Read the wikipedia entries on the topics optimization and linear programming.
If you know that your solution is a line then you need to find out the exact conditions of the line where the 0\leq x,y,z <100 are all satisfied simultaneously. Assuming you can obtain x(z) and y(z), you can then think about plotting x and y on the same plot vs. z. Now chop off the sides that don't satisfy the constraint equation you have for 0<=z<100. Then cut the lines x and y into line segments where the values of x and y lie between 0 and 100. Examine if there are any portions of the line segments that lie with in the truncated z region on the plot simultaneously.

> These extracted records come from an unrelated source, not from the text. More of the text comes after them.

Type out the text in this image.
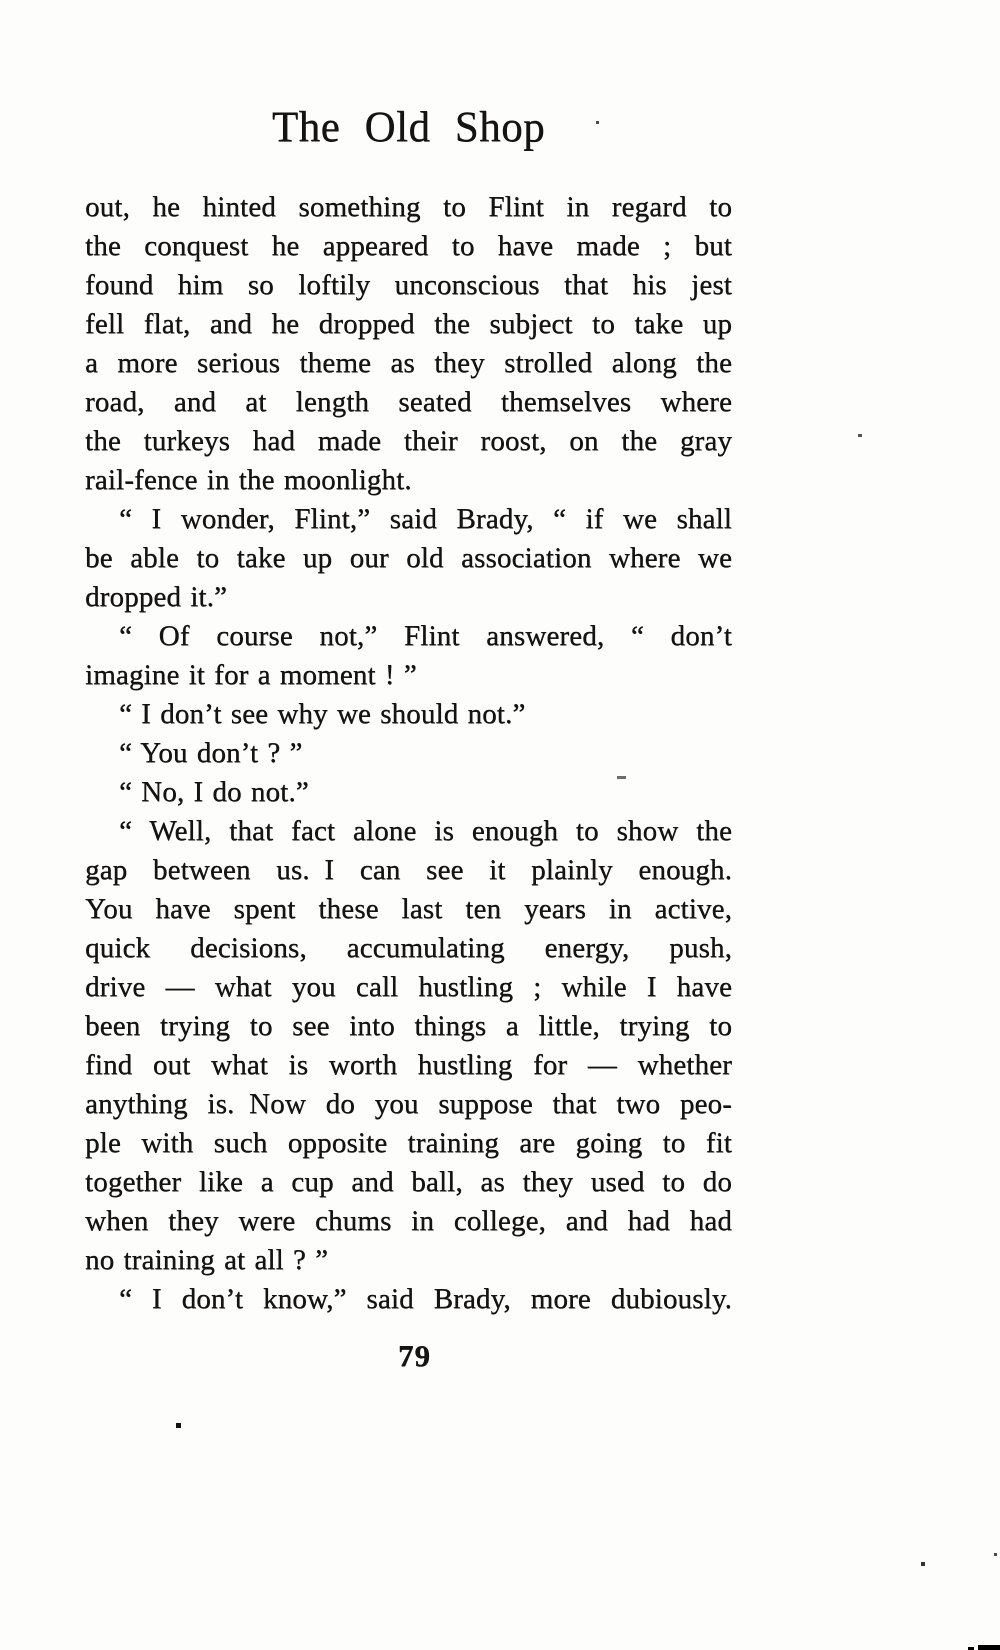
The Old Shop
out, he hinted something to Flint in regard to
the conquest he appeared to have made ; but
found him so loftily unconscious that his jest
fell flat, and he dropped the subject to take up
a more serious theme as they strolled along the
road, and at length seated themselves where
the turkeys had made their roost, on the gray
rail-fence in the moonlight.
“ I wonder, Flint,” said Brady, “ if we shall
be able to take up our old association where we
dropped it.”
“ Of course not,” Flint answered, “ don’t
imagine it for a moment ! ”
“ I don’t see why we should not.”
“ You don’t ? ”
“ No, I do not.”
“ Well, that fact alone is enough to show the
gap between us. I can see it plainly enough.
You have spent these last ten years in active,
quick decisions, accumulating energy, push,
drive — what you call hustling ; while I have
been trying to see into things a little, trying to
find out what is worth hustling for — whether
anything is. Now do you suppose that two peo-
ple with such opposite training are going to fit
together like a cup and ball, as they used to do
when they were chums in college, and had had
no training at all ? ”
“ I don’t know,” said Brady, more dubiously.
79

A different way of saying the same thing as above: Take your x(z), and y(z) regions and find values of z for which x(z) is lesser than 100 and greater than 0. You get two values of z here which indicate the set of values of z for which x satisfies the given constraint. Next repeat the same for y(z), you again get 2 values of z denoting another set of values z can take to satisfy the constrain on y. Now find the intersection of these two sets and the third set $z \in [0,100)$. If the intersection is a null set, well, you don't have any solutions to the system. Otherwise, you should have several values of z to choose from which should satisfy all the equations you are given. The final regions depend on each value of a,b,m_i, n_i that you select out of your 'literally 100s of systems of equations'.
There might be more succinct answers, but this process gives you the basic idea of how the linear algebra solution has to be implemented.
Edit: I am assuming that your 100s of equations come from real measured data. If so, then the method will apply almost surely always. However, if you are using a random number generator that generates whole numbers or are simulating a finite element/finite difference type system, you might want to check, or enforce, that the expression m1*n2 - m2*n1 \neq 0, always. This relates to the linear independence of x and y variables. If that expression is zero, then you can think of constructing another strategy using a similar approach. And note that you can have no solution, single solution or many solutions as Mark44 says. Again, if your system comes from measured data, you will usually have many solutions. How you choose which value to use is completely up to you.